Member of the Maryland House of Delegates from the 29B district
- In office 1983–1994
- Preceded by: district established
- Succeeded by: John F. Slade III

Personal details
- Born: April 26, 1941 (age 85) Leonardtown, Maryland, U.S.
- Party: Democratic
- Children: 4
- Education: Mount St. Mary's University (BS) Columbus School of Law (JD)
- Occupation: Politician; lawyer;

Military service
- Allegiance: United States
- Branch/service: United States Marine Corps
- Years of service: 1966–1970

= J. Ernest Bell II =

American politician (born 1941)

J. Ernest Bell II (born April 26, 1941) is an American politician and lawyer. He served in the Maryland House of Delegates from 1983 to 1994, representing District 29B.

==Early life==
J. Ernest Bell II was born on April 26, 1941, in Leonardtown, Maryland. He graduated from St. Mary's Ryken High School in 1959. Bell graduated from Mount St.
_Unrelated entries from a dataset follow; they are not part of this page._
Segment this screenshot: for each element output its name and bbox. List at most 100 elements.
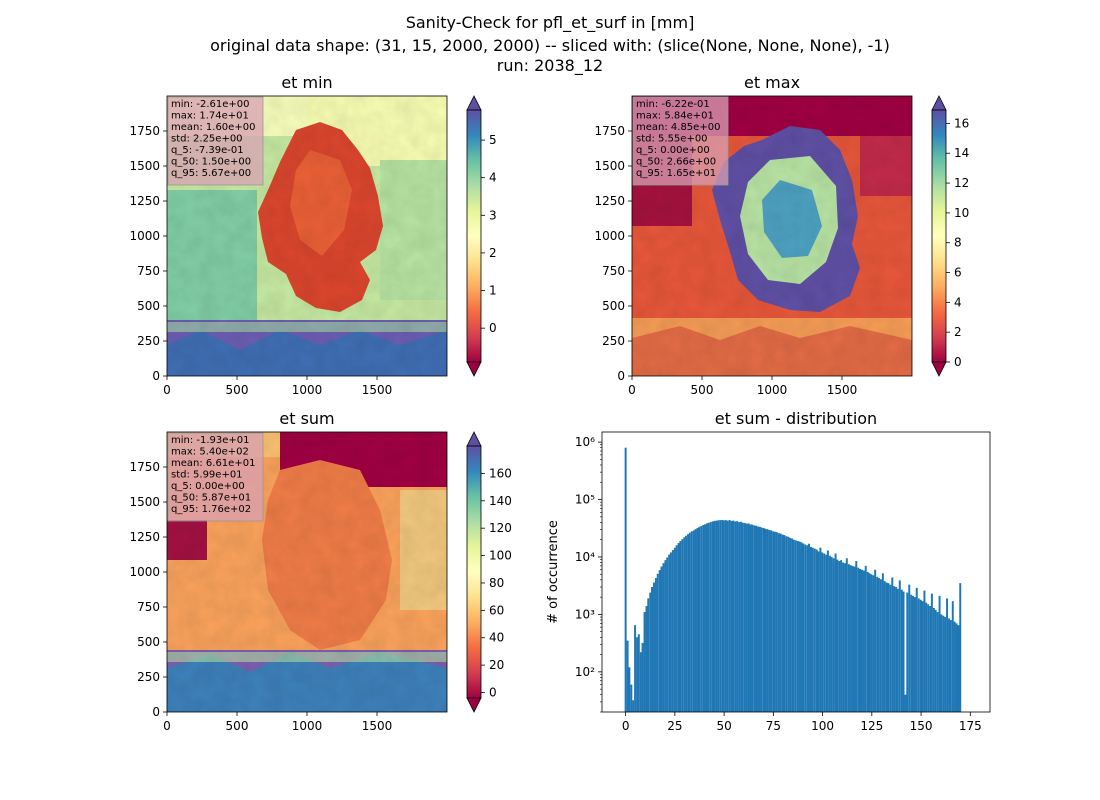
histogram-bar [942,615,945,712]
histogram-bar [656,573,659,712]
histogram-bar [654,578,657,712]
y-tick-label: 10⁶ [575,435,595,449]
histogram-bar [734,521,737,712]
histogram-bar [698,526,701,712]
histogram-bar [904,694,907,712]
histogram-bar [912,595,914,712]
colorbar-tick-label: 2 [489,246,497,260]
histogram-bar [791,538,794,712]
histogram-bar [636,637,639,712]
histogram-bar [741,522,744,712]
colorbar-tick-label: 0 [489,686,497,700]
histogram-bar [753,525,756,712]
histogram-bar [755,525,758,712]
histogram-bar [895,587,898,712]
x-axis: 0 500 1000 1500 [163,712,392,733]
y-tick-label: 750 [602,264,625,278]
x-tick-label: 1500 [362,383,393,397]
stats-line: max: 5.40e+02 [171,447,249,458]
histogram-bar [859,568,861,712]
histogram-bar [881,573,884,712]
colorbar-tick-label: 4 [954,295,962,309]
histogram-bar [919,599,922,712]
histogram-bar [917,598,920,712]
colorbar-extend-max [466,95,482,111]
stats-line: q_50: 1.50e+00 [171,157,251,168]
x-tick-label: 0 [628,383,636,397]
histogram-bar [789,537,792,712]
stats-line: q_5: -7.39e-01 [171,145,244,156]
histogram-bar [798,541,801,712]
histogram-bar [666,557,669,712]
histogram-bar [813,548,816,712]
histogram-bar [690,531,693,712]
histogram-bar [808,543,810,712]
y-tick-label: 500 [602,299,625,313]
stats-line: std: 2.25e+00 [171,134,243,145]
y-tick-label: 750 [137,264,160,278]
stats-box-background [167,432,264,522]
y-tick-label: 0 [617,369,625,383]
histogram-bar [868,573,871,712]
histogram-bar [796,540,799,712]
histogram-bar [662,563,665,712]
y-tick-label: 10⁵ [575,493,595,507]
x-axis: 0 500 1000 1500 [163,376,392,397]
histogram-bar [740,521,743,712]
histogram-bar [870,574,873,712]
histogram-bar [930,593,933,712]
histogram-bar [900,589,903,712]
histogram-bar [896,588,899,712]
y-tick-label: 1000 [594,229,625,243]
histogram-bar [915,587,918,712]
histogram-bar [834,553,837,712]
histogram-bar [705,523,708,712]
colorbar-tick-label: 14 [954,146,969,160]
stats-line: min: -6.22e-01 [636,99,710,110]
stats-line: mean: 6.61e+01 [171,458,255,469]
x-tick-label: 25 [667,719,682,733]
stats-line: q_5: 0.00e+00 [171,481,245,492]
histogram-bar [709,522,712,712]
histogram-bar [715,520,718,712]
histogram-bar [940,614,943,712]
histogram-bar [649,592,652,712]
stats-line: q_95: 5.67e+00 [171,168,251,179]
stats-line: q_5: 0.00e+00 [636,145,710,156]
histogram-bar [683,537,686,712]
y-tick-label: 0 [152,705,160,719]
x-tick-label: 0 [163,719,171,733]
x-tick-label: 50 [716,719,731,733]
histogram-bar [832,558,835,712]
histogram-bar [821,552,824,712]
histogram-bar [785,536,788,712]
panel-et-sum: et sum 0 500 1000 1500 02505007501000125015… [129,409,511,733]
stats-line: max: 5.84e+01 [636,111,714,122]
histogram-bar [938,595,941,712]
histogram-bar [732,520,735,712]
histogram-bar [730,520,733,712]
histogram-bar [802,543,805,712]
histogram-bar [885,582,888,712]
y-tick-label: 1000 [129,229,160,243]
stats-line: std: 5.55e+00 [636,134,708,145]
y-tick-label: 1750 [129,124,160,138]
colorbar-extend-max [931,95,947,111]
y-tick-label: 1750 [594,124,625,138]
colorbar-tick-label: 20 [489,658,504,672]
panel-et-max: et max 0 500 1000 1500 0 250 500 750 1000 1250 15… [594,73,969,397]
histogram-bar [687,534,690,712]
colorbar-tick-label: 40 [489,631,504,645]
colorbar-tick-label: 6 [954,266,962,280]
histogram-bar [749,524,752,712]
histogram-bar [874,569,877,712]
panel-title: et min [281,73,332,92]
histogram-bar [668,554,671,712]
colorbar-tick-label: 140 [489,494,512,508]
histogram-bar [910,594,913,712]
y-tick-label: 1500 [129,495,160,509]
histogram-bar [700,526,703,712]
histogram-bar [830,556,833,712]
histogram-bar [688,532,691,712]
Mary's University with a Bachelor of Science in 1963. He graduated from the Columbus School of Law in Catholic University of America with a J.D. in 1966. He was admitted to the bar in Maryland in 1970.

==Career==
Bell served as a captain in the U.S. Marine Corps from 1966 to 1970. He received a Navy Achievement Medal. He then worked as an attorney.

Bell served as a member of the Maryland House of Delegates, representing District 29B and St. Mary's County, Maryland from 1983 to 1994. He was a Democrat.

==Personal life==
Bell is married and has four children.